Förderungsmöglichkeiten - gut zu wissen!

 

Weiterbildungssparen
Das Vermögensbildungsgesetz (VermBG) wird um die Möglichkeit ergänzt, zum Zwecke der beruflichen Weiterbildung eine Entnahme aus dem Ansparguthaben vor Ende der Bindungsfrist, die in der Regel sieben Jahren beträgt, zu tätigen, ohne dass der Anspruch auf die Arbeitnehmersparzulage verloren geht. Auf diese Weise wird zweckgebundene Liquidität für Weiterbildungszwecke geschaffen. Die Ergänzung des VermBG ist ab Januar 2009 in Kraft getreten.

 

 

 

 

Weiterbildungsdarlehen
Das Weiterbildungsdarlehen soll analog zum Studienkredit haushaltsneutral für die Finanzierung von beruflicher Weiterbildung angeboten werden. Den Nutzerinnen und Nutzern stehen zweckgebunden Darlehen nach beschränkter Bonitätsprüfung zur Verfügung. Das Angebot gilt unabhängig von der Höhe und der Form des Einkommens. Es dient der Finanzierung kostenintensiverer Maßnahmen.

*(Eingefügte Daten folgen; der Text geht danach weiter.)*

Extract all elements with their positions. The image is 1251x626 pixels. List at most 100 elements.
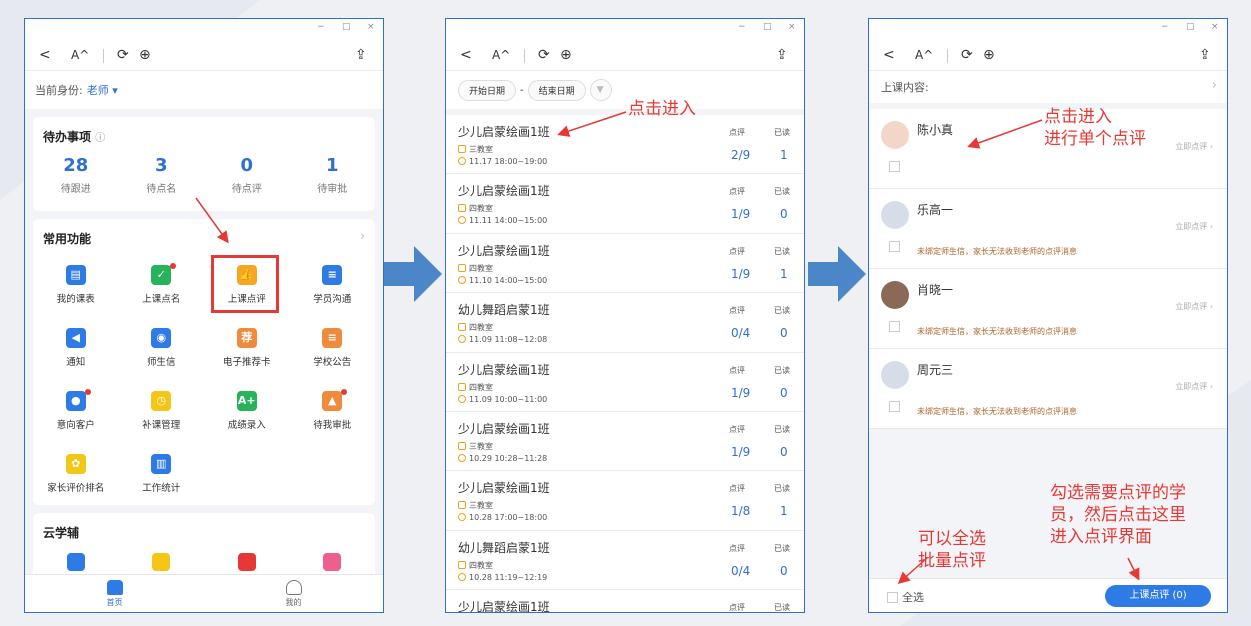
class-content-label: 上课内容: <box>881 81 929 94</box>
font-size-icon[interactable]: A^ <box>492 45 510 65</box>
feature-item[interactable]: ◷ 补课管理 <box>119 383 205 446</box>
role-selector[interactable]: 老师 ▾ <box>87 82 118 98</box>
back-icon[interactable]: < <box>883 45 895 65</box>
class-row[interactable]: 幼儿舞蹈启蒙1班 四教室 10.28 11:19~12:19 点评 已读 0/4 0 <box>446 530 804 591</box>
feature-item[interactable]: A+ 成绩录入 <box>204 383 290 446</box>
share-icon[interactable]: ⇪ <box>776 45 788 65</box>
rate-now-link[interactable]: 立即点评 › <box>1175 301 1213 312</box>
read-header: 已读 <box>774 246 790 256</box>
form-icon[interactable] <box>323 553 342 571</box>
highlight-box <box>211 255 279 313</box>
minimize-button[interactable]: − <box>317 22 325 32</box>
date-dash: - <box>520 84 524 96</box>
globe-icon[interactable]: ⊕ <box>139 45 151 65</box>
maximize-button[interactable]: □ <box>342 22 351 32</box>
class-time: 11.09 10:00~11:00 <box>458 394 547 404</box>
edit-icon[interactable] <box>66 553 85 571</box>
student-row: 乐高一 立即点评 › 未绑定师生信，家长无法收到老师的点评消息 <box>869 189 1227 269</box>
announcement-icon: ≡ <box>322 328 343 348</box>
feature-item[interactable]: ✓ 上课点名 <box>119 257 205 320</box>
minimize-button[interactable]: − <box>1161 22 1169 32</box>
feature-item[interactable]: ✿ 家长评价排名 <box>33 446 119 509</box>
globe-icon[interactable]: ⊕ <box>560 45 572 65</box>
help-icon[interactable]: ⓘ <box>95 133 105 144</box>
comment-header: 点评 <box>729 543 745 553</box>
question-icon[interactable] <box>237 553 256 571</box>
maximize-button[interactable]: □ <box>1186 22 1195 32</box>
class-row[interactable]: 少儿启蒙绘画1班 四教室 11.09 10:00~11:00 点评 已读 1/9 0 <box>446 352 804 412</box>
end-date-button[interactable]: 结束日期 <box>527 79 586 101</box>
feature-item[interactable]: ▲ 待我审批 <box>290 383 376 446</box>
maximize-button[interactable]: □ <box>763 22 772 32</box>
feature-item[interactable]: ◉ 师生信 <box>119 320 205 383</box>
date-filter: 开始日期 - 结束日期 ▼ <box>446 71 804 109</box>
student-checkbox[interactable] <box>889 321 900 332</box>
classroom-label: 四教室 <box>469 382 493 392</box>
nav-mine[interactable]: 我的 <box>204 575 383 612</box>
back-icon[interactable]: < <box>460 45 472 65</box>
clock-icon <box>458 216 466 225</box>
rate-now-link[interactable]: 立即点评 › <box>1175 221 1213 232</box>
student-checkbox[interactable] <box>889 241 900 252</box>
classroom: 四教室 <box>458 263 493 274</box>
task-icon[interactable] <box>152 553 171 571</box>
class-row[interactable]: 幼儿舞蹈启蒙1班 四教室 11.09 11:08~12:08 点评 已读 0/4 0 <box>446 293 804 353</box>
back-icon[interactable]: < <box>39 45 51 65</box>
font-size-icon[interactable]: A^ <box>71 45 89 65</box>
avatar <box>881 361 909 389</box>
class-time: 11.09 11:08~12:08 <box>458 335 547 344</box>
class-row[interactable]: 少儿启蒙绘画1班 四教室 11.10 14:00~15:00 点评 已读 1/9 1 <box>446 233 804 294</box>
rate-now-link[interactable]: 立即点评 › <box>1175 381 1213 392</box>
avatar <box>881 281 909 309</box>
comment-count: 1/9 <box>731 444 751 459</box>
class-row[interactable]: 少儿启蒙绘画1班 四教室 11.11 14:00~15:00 点评 已读 1/9 0 <box>446 174 804 234</box>
todo-stat[interactable]: 0 待点评 <box>204 155 290 195</box>
font-size-icon[interactable]: A^ <box>915 45 933 65</box>
class-row[interactable]: 少儿启蒙绘画1班 三教室 10.28 17:00~18:00 点评 已读 1/8 1 <box>446 471 804 531</box>
refresh-icon[interactable]: ⟳ <box>117 45 129 65</box>
select-all[interactable]: 全选 <box>887 589 924 605</box>
read-count: 1 <box>780 148 788 162</box>
feature-item[interactable]: ▥ 工作统计 <box>119 446 205 509</box>
read-count: 1 <box>780 266 788 281</box>
class-time-label: 11.17 18:00~19:00 <box>469 157 548 166</box>
title-bar: − □ × <box>869 19 1227 41</box>
feature-item[interactable]: ≡ 学员沟通 <box>290 257 376 320</box>
submit-review-button[interactable]: 上课点评 (0) <box>1105 585 1211 607</box>
refresh-icon[interactable]: ⟳ <box>538 45 550 65</box>
feature-item[interactable]: ◀ 通知 <box>33 320 119 383</box>
select-all-checkbox[interactable] <box>887 592 898 603</box>
nav-home[interactable]: 首页 <box>25 575 204 612</box>
chevron-right-icon[interactable]: › <box>360 229 365 243</box>
divider <box>947 49 948 63</box>
class-content-row[interactable]: 上课内容: › <box>869 71 1227 103</box>
todo-stat[interactable]: 1 待审批 <box>290 155 376 195</box>
read-count: 0 <box>780 444 788 459</box>
student-checkbox[interactable] <box>889 401 900 412</box>
start-date-button[interactable]: 开始日期 <box>458 79 517 101</box>
megaphone-icon: ◀ <box>65 328 86 348</box>
class-row[interactable]: 少儿启蒙绘画1班 点评 已读 <box>446 590 804 612</box>
clock-icon <box>458 394 466 403</box>
minimize-button[interactable]: − <box>738 22 746 32</box>
close-button[interactable]: × <box>367 22 375 32</box>
todo-stat[interactable]: 28 待跟进 <box>33 155 119 195</box>
annotation-select-all: 可以全选 批量点评 <box>918 528 986 572</box>
feature-item[interactable]: ▤ 我的课表 <box>33 257 119 320</box>
refresh-icon[interactable]: ⟳ <box>961 45 973 65</box>
filter-dropdown[interactable]: ▼ <box>589 79 612 101</box>
share-icon[interactable]: ⇪ <box>1199 45 1211 65</box>
class-row[interactable]: 少儿启蒙绘画1班 三教室 11.17 18:00~19:00 点评 已读 2/9 1 <box>446 115 804 175</box>
todo-stat[interactable]: 3 待点名 <box>119 155 205 195</box>
student-checkbox[interactable] <box>889 161 900 172</box>
globe-icon[interactable]: ⊕ <box>983 45 995 65</box>
feature-item[interactable]: ● 意向客户 <box>33 383 119 446</box>
feature-item[interactable]: 荐 电子推荐卡 <box>204 320 290 383</box>
class-row[interactable]: 少儿启蒙绘画1班 三教室 10.29 10:28~11:28 点评 已读 1/9 0 <box>446 411 804 472</box>
cloud-title: 云学辅 <box>43 526 80 540</box>
feature-item[interactable]: ≡ 学校公告 <box>290 320 376 383</box>
close-button[interactable]: × <box>788 22 796 32</box>
share-icon[interactable]: ⇪ <box>355 45 367 65</box>
rate-now-link[interactable]: 立即点评 › <box>1175 141 1213 152</box>
close-button[interactable]: × <box>1211 22 1219 32</box>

Dabei können auch Lebenshaltungskosten berücksichtigt werden. Es wird angestrebt, dass das Darlehen von öffentlich-rechtlichen Banken (wie die Kreditanstalt für Wiederaufbau (KfW) oder Landesbanken) angeboten wird. Diese werden die Einzelheiten der Darlehen (insbesondere Zinshöhe, Unter- und Obergrenzen, Distribution) in Absprache mit der Bundesregierung gestalten.

 

 

 

Bildungsprämie
Um die Menschen zum Lebenslangen Lernen zu motivieren und zu mobilisieren, führt die Bundesregierung mit der Bildungsprämie ein neues, aus drei Komponenten bestehendes Finanzierungsmodell ein. Die Bildungsprämie soll Anreize schaffen, in die eigene Bildung und Weiterbildung zu investieren. Das Prinzip ist einfach: Wer in seine Bildung investiert, wird dabei über staatliche Zuschüsse und Finanzierungsmöglichkeiten unterstützt.

 

Eine kostenlose Beratung ist verpflichtend. Übernommen werden anfallende Kursgebühren bis zur Hälfte, höchstens jedoch 500 Euro pro Bildungsscheck.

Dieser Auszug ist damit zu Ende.